Influence of in-situ reaction on luminescent properties of samarium-complex/hydrogenated acrylonitrile-butadiene composites

In this work, acrylato(1,10-phenanthroline)bis(2-thenoytrifluoroacetonato) samarium(III) [Sm(TTA)2(AA)(Phen)] [Sm-AAPhen; TTA = 4,4,4-trifluoro-1-(2-thienyl)-1,3-butanedione, AA = acrylic acid, Phen = 1,10-phenanthroline] has been synthesized for the first time, which combines the good fluorescence property of Sm(TTA)3(Phen) and the reactivity of acrylic acid with radicals. The uncured composites were prepared by adding different amounts of the Sm(TTA)3(Phen) complex and a certain amount of peroxide into hydrogenated acrylonitrile-butadiene rubber (HNBR).
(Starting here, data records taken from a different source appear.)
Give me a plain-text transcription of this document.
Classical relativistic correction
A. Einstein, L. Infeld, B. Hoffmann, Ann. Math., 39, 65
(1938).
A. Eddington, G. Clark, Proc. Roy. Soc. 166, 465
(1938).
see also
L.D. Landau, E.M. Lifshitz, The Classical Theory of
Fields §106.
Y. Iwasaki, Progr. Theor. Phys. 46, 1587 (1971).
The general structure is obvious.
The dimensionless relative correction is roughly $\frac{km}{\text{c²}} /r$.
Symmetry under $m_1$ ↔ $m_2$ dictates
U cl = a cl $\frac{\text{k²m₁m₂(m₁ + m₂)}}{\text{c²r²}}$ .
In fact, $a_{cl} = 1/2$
The cured composites were prepared by vulcanizing the uncured composites at 160 °C under a pressure of 15 MPa for 20 min. Fourier Transform Infrared (FTIR) spectra show that the intensity of peaks assigned to reactive CC bond decreases after the curing process, verifying that the in-situ reaction (including polymerization and grafting) of Sm-AAPhen initiated by peroxide radicals took place during the cross-linking of the HNBR matrix. Scanning electron microscopy (SEM) and Transmission electron microscopy (TEM) observations show that the dispersion dimension of the cured composite is far finer than that of the uncured composite. Wide-angle X-ray diffraction (WAXD) testing shows that the crystallinity of Sm-AAPhen in the composites was absent dramatically after the curing process, implying that most of crystalline Sm-AAPhen complex took part in the in-situ reaction and formed the non-crystalline poly(Sm-AAPhen). The dispersion phase of cured Sm-AAPhen/HNBR composites is composed of completely almost nanometer-sized poly(Sm-AAPhen) and few residual Sm-AAPhen particles with significantly reduced dimensions. The fluorescent intensity, lifetime and quantum yields of the cured composite are much higher than that of the uncured one with the same Sm-AAPhen content due to the in-situ reaction.